Nackte Erpressung im „Türkei-Deal“: „Wir schicken die Flüchtlinge los“

11. Mai 2016

Die im Zuge des „Türkei-Deals“ geplante Visafreiheit für Türken könnten zum Knackpunkt der weiteren Verhandlungen zwischen Brüssel und Ankara werden. Während die EU von der Türkei die Erfüllung von insgesamt 72 Kriterien verlangt, zeigt sich die türkische Regierung brüskiert und droht unverhohlen mit der „Flüchtlings“-Keule.

Die der Türkei zugesagte Visafreiheit für türkische Reisende im Schengen-Raum ist Bestandteil des türkisch-europäischen „Flüchtings-Deals“ vom März. Der inzwischen zurückgetretene türkische Ministerpräsident Davutoglu hatte damals zugesagt, alle 72 Bedingungen für die Visafreiheit bis Juni zu erfüllen.

Doch inzwischen kann davon keine Rede mehr sein, und der türkische Präsident Erdogan weigert sich ausdrücklich, bestimmte EU-Bedingungen wie etwa eine Änderung der umstrittenen Anti-Terrorgesetze seines Landes zu erfüllen.

Deshalb sieht man inzwischen auch in Brüssel die Umsetzung des Zeitplans für die türkische Visafreiheit sehr skeptisch. Der Präsident des Europaparlaments, Martin Schulz, sieht keine Chancen mehr für eine Verabschiedung der Visumfreiheit bis Juli. Es sei „absolut außerhalb jeder Diskussion”, daß das EU-Parlament mit den Beratungen beginne, wenn Ankara die Voraussetzungen für die Visumfreiheit nicht erfüllt habe, sagte Schulz im Deutschlandfunk. Die Türkei hat nach seinen Angaben bisher fünf der 72 Bedingungen nicht erfüllt.
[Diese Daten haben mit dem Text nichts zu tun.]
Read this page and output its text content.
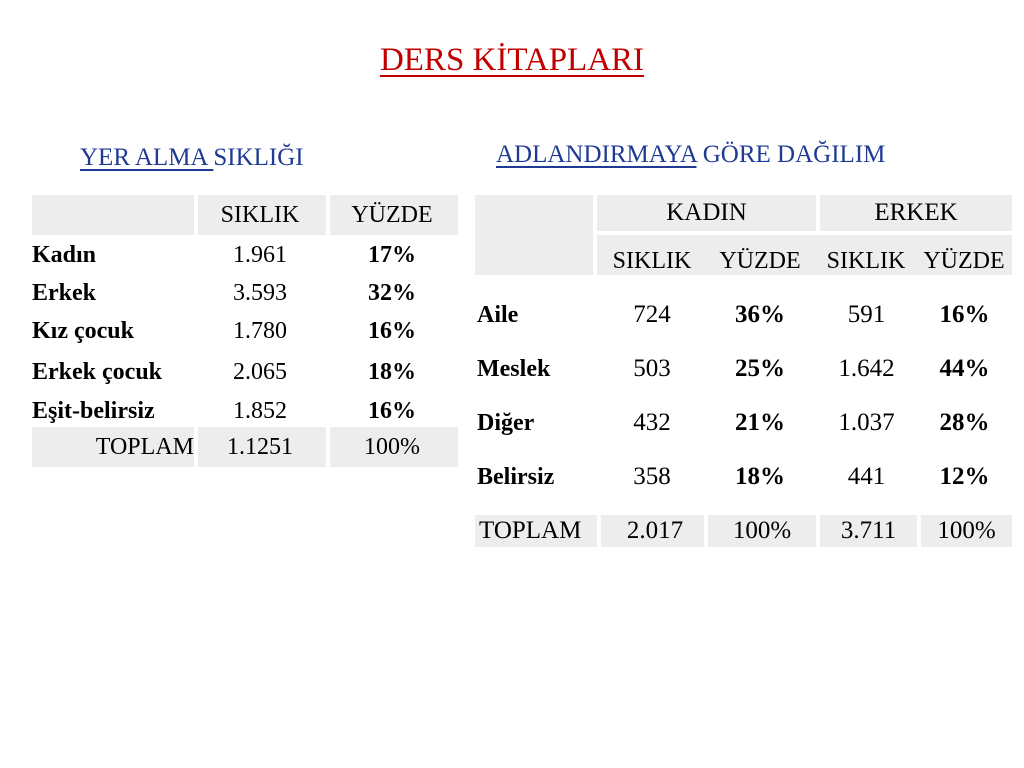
DERS KİTAPLARI
YER ALMA SIKLIĞI	ADLANDIRMAYA GÖRE DAĞILIM
SIKLIK	YÜZDE
Kadın	1.961	17%
Erkek	3.593	32%
Kız çocuk	1.780	16%
Erkek çocuk	2.065	18%
Eşit-belirsiz	1.852	16%
TOPLAM	1.1251	100%
KADIN	ERKEK
SIKLIK	YÜZDE	SIKLIK YÜZDE
Aile	724	36%	591	16%
Meslek	503	25%	1.642	44%
Diğer	432	21%	1.037	28%
Belirsiz	358	18%	441	12%
TOPLAM	2.017	100%	3.711	100%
Als Reaktion schaltete Ankara jetzt auf stur und setzt auf unverhohlene Erpressung. Einem Berater von Präsident Erdogan, Burhan Kuzu, zufolge wird die türkische Regierung „Flüchtlinge“ nach Europa schicken, wenn die geplante Visafreiheit am EU-Parlament scheitern sollte. Mit Blick auf die EU-Parlamentarier schrieb Kuzu auf Twitter, das Parlament stehe an der Schwelle einer wichtigen Entscheidung. „Wenn es die falsche Entscheidung trifft, schicken wir die Flüchtlinge los.”

Nach UN-Angaben liegt die Zahl der pro Tag in Griechenland ankommenden Menschen derzeit bei 61, nach 115 im April und fast 900 im März. Im vergangenen Sommer setzten zeitweise jeden Tag mehrere tausend Menschen von der Türkei auf eine der griechischen Ägäis-Inseln über. (mü)

 

Bildquelle: Wikimedia/Mohamed_Ali_MHENNI/CC_BY-SA_3.0  (Bild bearbeitet)

6 Kommentare

  1. Udo Ther sagt:

    Es wird seit kurzem massenmedial verdächtig oft auf Erdogan geschimpft, wie zuvor auf Ortega, Chavez, Ahmadinedschad, Saddam Hussein oder Gaddafi. (Auch Böhmermann ist ein „politisch korrekter“ Volksverhetzer.) Was plant Erdogan vielleicht insgeheim? Einen großen, starken Mohammedaner-Kontinent, der den USA Widerstand leisten kann? Die westradikalen Spindoktoren haben es erkannt und schießen nun verbal auf ihn. Sind Europas tatsächliche Feind vielleicht ebenfalls die Transatlantischen?

  2. Michael sagt:

    Abbruch der diplomatischen und wirtschaftlichen Beziehungen zur Türkei dürfte das Einzige sein, was der Verwirrte von Ankara versteht. Außerdem wäre die Heimkehr einer Millionen Türken nach Anatolien sicher eine Bereicherung der Türkei; denn viele Analphabeten haben in D etwas gelernt.

  3. Der Rechner sagt:

    Diese „Flüchtlinge“ kommen allenfalls bis nach Griechenland – jedenfalls solange Mazedonien, Slowenien und Ungarn weiter die Grenzen dichthalten.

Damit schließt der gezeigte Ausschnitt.